What has held me back, is I want an omnibus edition—at least of the Moliere—to come out, so that I may have them all in one place. (A compendium of five was published.) I have not read them—the few that I have—carefully enough to say, "these are the best versions out there," but I have seen one or another performed and they do play well. Corneille never appealed to me; and I never tried Racine, though his work will be on the docket for me. (I have seen Phaedra acted with a Wilbur text and it played well.) Wilbur has not done a translation of Britannicus, but having only just learnt of its existence, that is a play I hope to look at soon.
Wilbur has also written a variety of books for children. I have never inspected these, but based on the online reviews they seem well-loved. He had a couple of books based on the concept of The Pig in the Spigot, that is little poems built around the kind of words-within- words that spellcheck is so good at ferreting out, but I've failed to search them out. On the other hand, several collections of Opposites seem drolly amusing.

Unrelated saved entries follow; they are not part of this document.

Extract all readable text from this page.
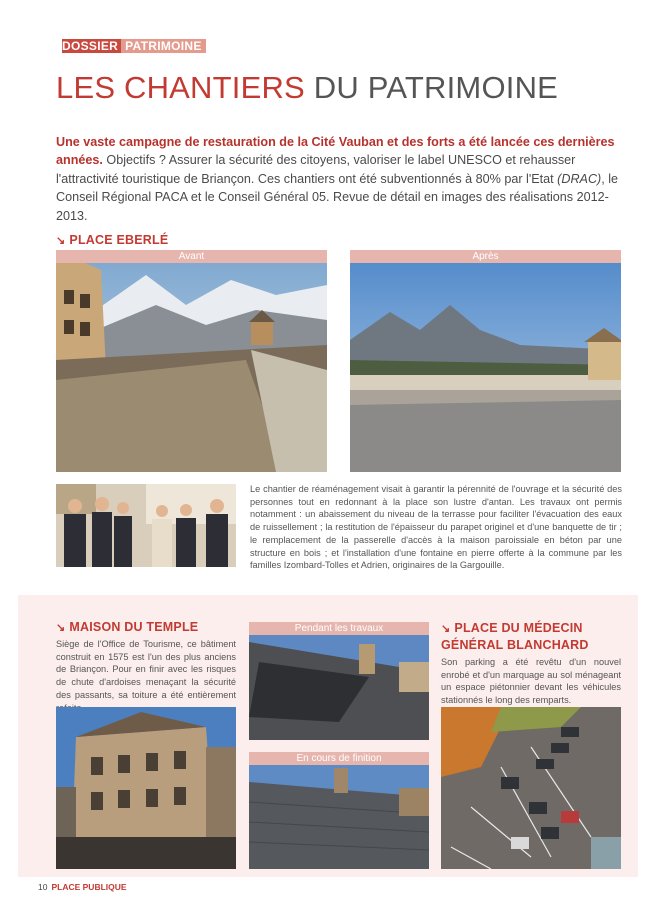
DOSSIER PATRIMOINE
LES CHANTIERS DU PATRIMOINE
Une vaste campagne de restauration de la Cité Vauban et des forts a été lancée ces dernières années. Objectifs ? Assurer la sécurité des citoyens, valoriser le label UNESCO et rehausser l'attractivité touristique de Briançon. Ces chantiers ont été subventionnés à 80% par l'Etat (DRAC), le Conseil Régional PACA et le Conseil Général 05. Revue de détail en images des réalisations 2012-2013.
↘ PLACE EBERLÉ
Avant	Après
Le chantier de réaménagement visait à garantir la pérennité de l'ouvrage et la sécurité des personnes tout en redonnant à la place son lustre d'antan. Les travaux ont permis notamment : un abaissement du niveau de la terrasse pour faciliter l'évacuation des eaux de ruissellement ; la restitution de l'épaisseur du parapet originel et d'une banquette de tir ; le remplacement de la passerelle d'accès à la maison paroissiale en béton par une structure en bois ; et l'installation d'une fontaine en pierre offerte à la commune par les familles Izombard-Tolles et Adrien, originaires de la Gargouille.
↘ MAISON DU TEMPLE
Siège de l'Office de Tourisme, ce bâtiment construit en 1575 est l'un des plus anciens de Briançon. Pour en finir avec les risques de chute d'ardoises menaçant la sécurité des passants, sa toiture a été entièrement
Pendant les travaux
En cours de finition
↘ PLACE DU MÉDECIN
GÉNÉRAL BLANCHARD
Son parking a été revêtu d'un nouvel enrobé et d'un marquage au sol ménageant un espace piétonnier devant les véhicules stationnés le long des remparts.
10 PLACE PUBLIQUE
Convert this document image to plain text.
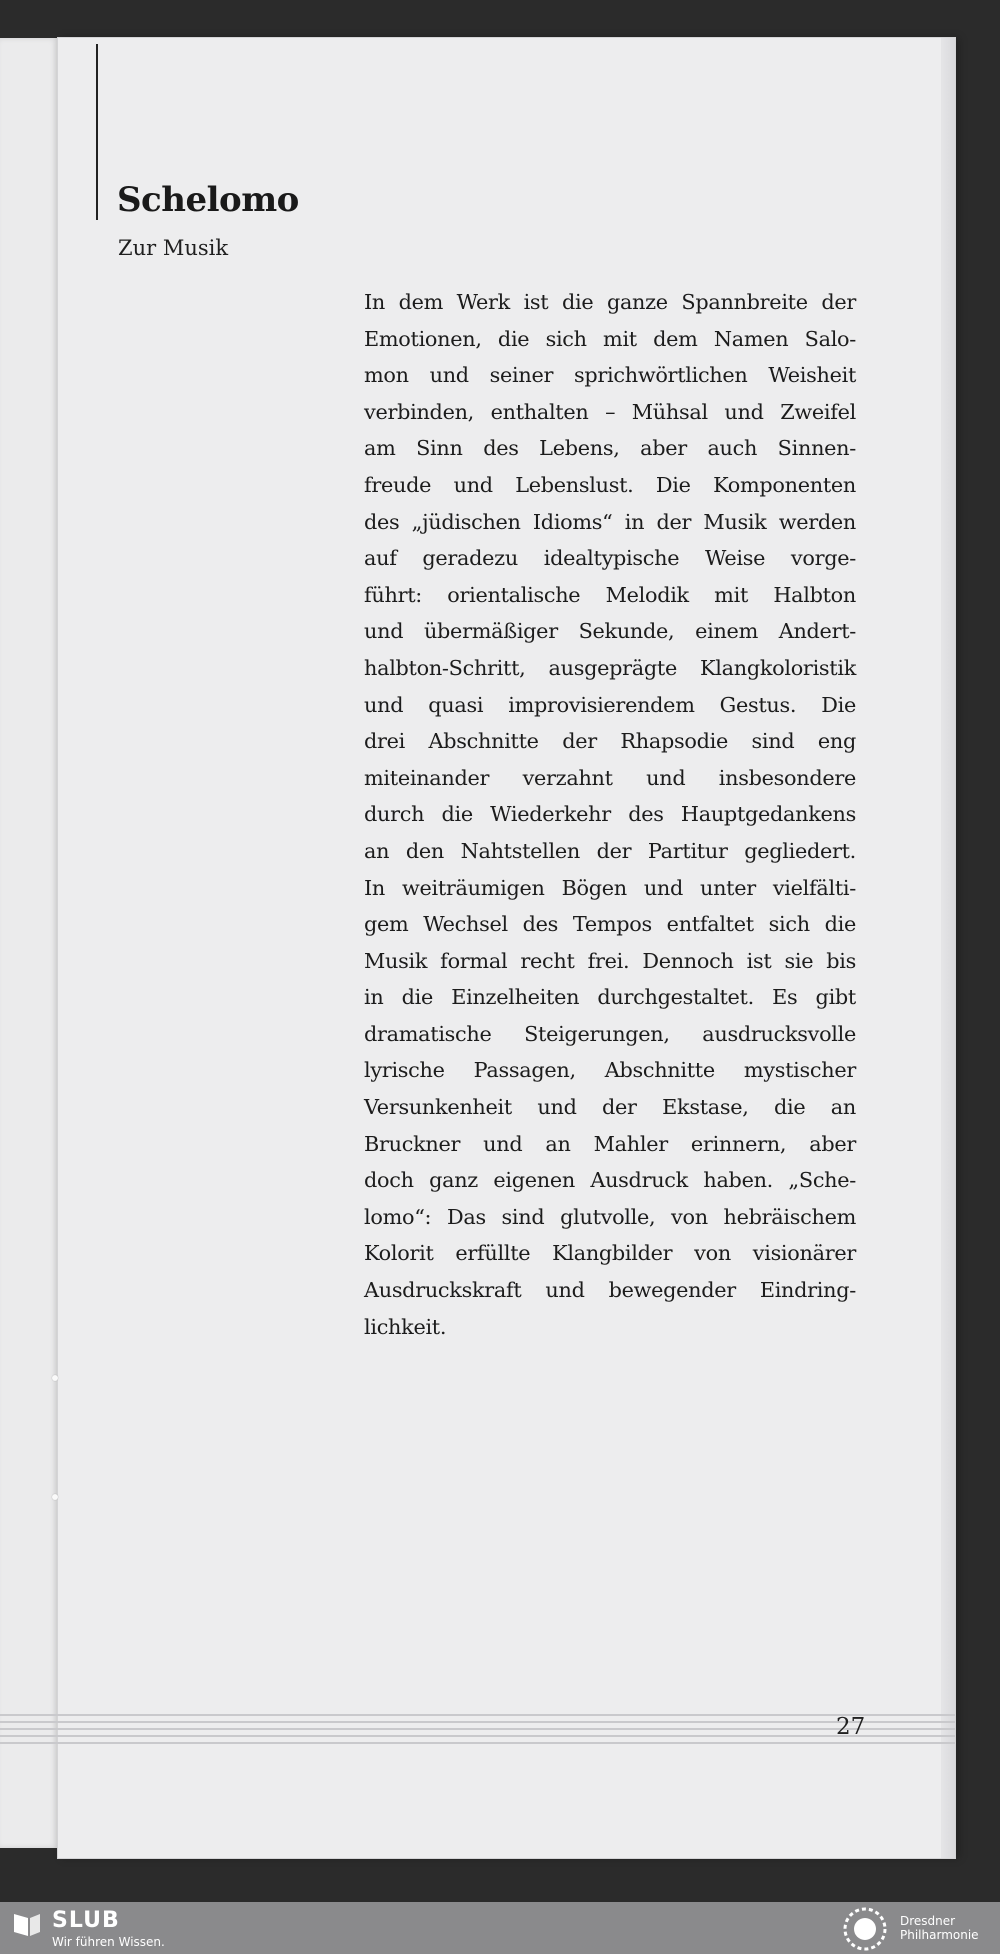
Schelomo
Zur Musik
In dem Werk ist die ganze Spannbreite der
Emotionen, die sich mit dem Namen Salo-
mon und seiner sprichwörtlichen Weisheit
verbinden, enthalten – Mühsal und Zweifel
am Sinn des Lebens, aber auch Sinnen-
freude und Lebenslust. Die Komponenten
des „jüdischen Idioms“ in der Musik werden
auf geradezu idealtypische Weise vorge-
führt: orientalische Melodik mit Halbton
und übermäßiger Sekunde, einem Andert-
halbton-Schritt, ausgeprägte Klangkoloristik
und quasi improvisierendem Gestus. Die
drei Abschnitte der Rhapsodie sind eng
miteinander verzahnt und insbesondere
durch die Wiederkehr des Hauptgedankens
an den Nahtstellen der Partitur gegliedert.
In weiträumigen Bögen und unter vielfälti-
gem Wechsel des Tempos entfaltet sich die
Musik formal recht frei. Dennoch ist sie bis
in die Einzelheiten durchgestaltet. Es gibt
dramatische Steigerungen, ausdrucksvolle
lyrische Passagen, Abschnitte mystischer
Versunkenheit und der Ekstase, die an
Bruckner und an Mahler erinnern, aber
doch ganz eigenen Ausdruck haben. „Sche-
lomo“: Das sind glutvolle, von hebräischem
Kolorit erfüllte Klangbilder von visionärer
Ausdruckskraft und bewegender Eindring-
lichkeit.
27
SLUB
Wir führen Wissen.
Dresdner
Philharmonie
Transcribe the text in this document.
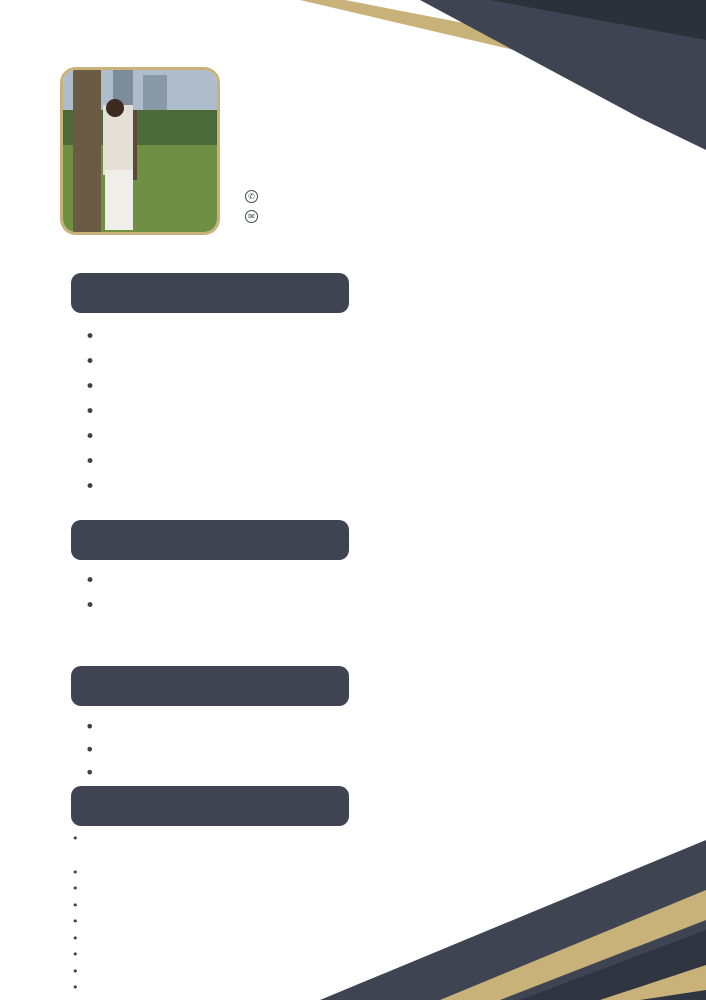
✆
✉
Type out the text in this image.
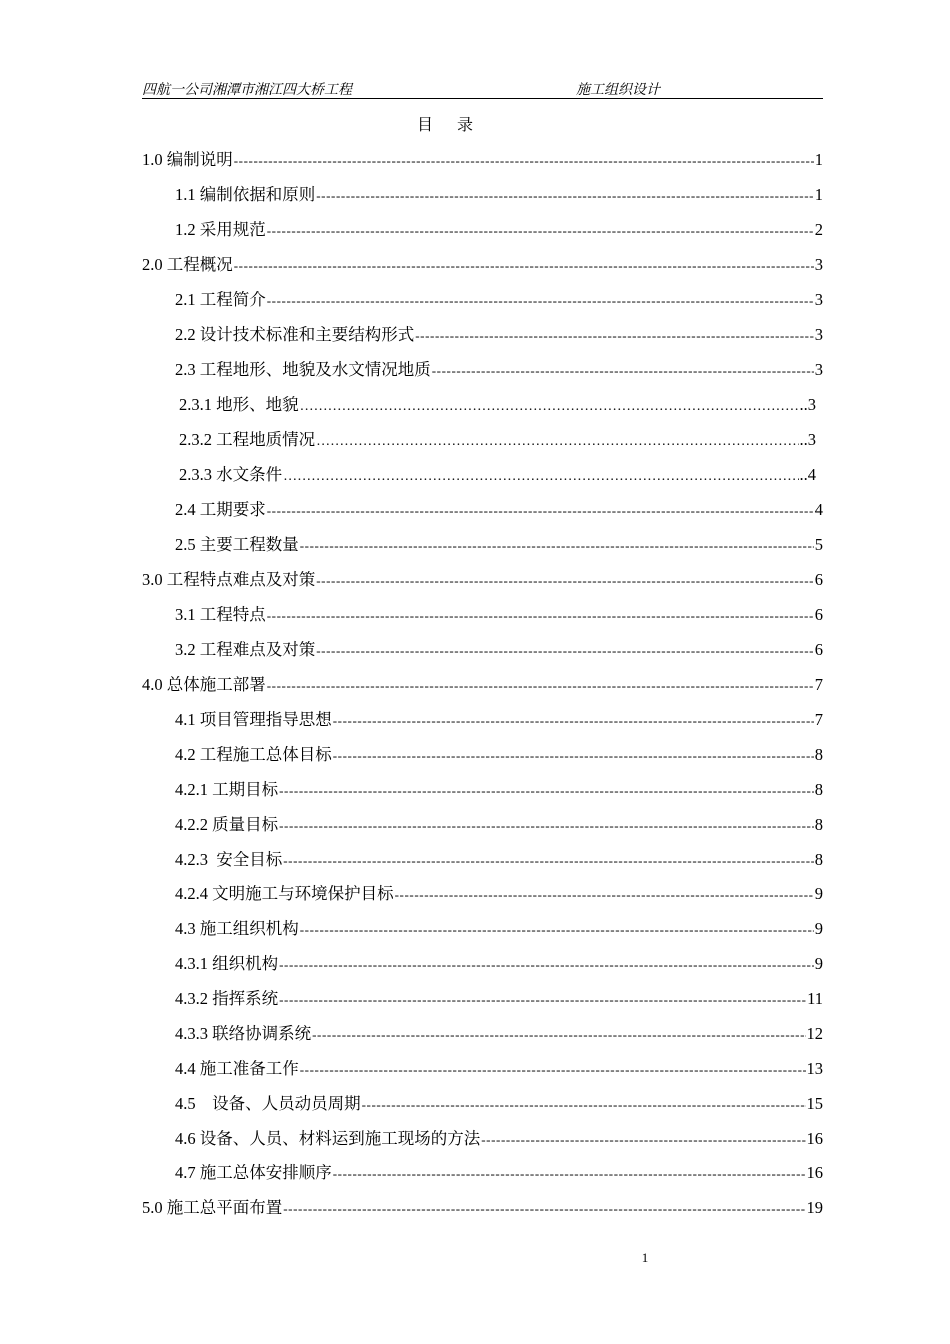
四航一公司湘潭市湘江四大桥工程	施工组织设计
目 录
1.0 编制说明 -----	1
1.1 编制依据和原则 -----	1
1.2 采用规范 -----	2
2.0 工程概况 -----	3
2.1 工程简介 -----	3
2.2 设计技术标准和主要结构形式 -----	3
2.3 工程地形、地貌及水文情况地质 -----	3
2.3.1 地形、地貌 ……………………………………………………………………………………………………………	.. 3
2.3.2 工程地质情况 ……………………………………………………………………………………………………………	.. 3
2.3.3 水文条件 ……………………………………………………………………………………………………………	.. 4
2.4 工期要求 -----	4
2.5 主要工程数量 -----	5
3.0 工程特点难点及对策 -----	6
3.1 工程特点 -----	6
3.2 工程难点及对策 -----	6
4.0 总体施工部署 -----	7
4.1 项目管理指导思想 -----	7
4.2 工程施工总体目标 -----	8
4.2.1 工期目标 -----	8
4.2.2 质量目标 -----	8
4.2.3  安全目标 -----	8
4.2.4 文明施工与环境保护目标 -----	9
4.3 施工组织机构 -----	9
4.3.1 组织机构 -----	9
4.3.2 指挥系统 -----	11
4.3.3 联络协调系统 -----	12
4.4 施工准备工作 -----	13
4.5    设备、人员动员周期 -----	15
4.6 设备、人员、材料运到施工现场的方法 -----	16
4.7 施工总体安排顺序 -----	16
5.0 施工总平面布置 -----	19
1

Also extant are at least two compilations of Wilbur's critical writing. In light of Tittled Jot conversations, I've decided to pursue Wilbur's oeuvre a little more broadly. In consequence I have his essays on order from the library. My cursory survey of his available titles online indicates that Wilbur—to reiterate my first sentence—has had a poet's "complete career," the least significant portion of which may prove to have been the "serious" poetry. His accomplishments in translation, criticism, and even in writing for children, seem undeniable. Not having read much of his criticism, or any of his books for children, my assertion remains provisional. After I have seen some further essays perhaps I can give it nuance.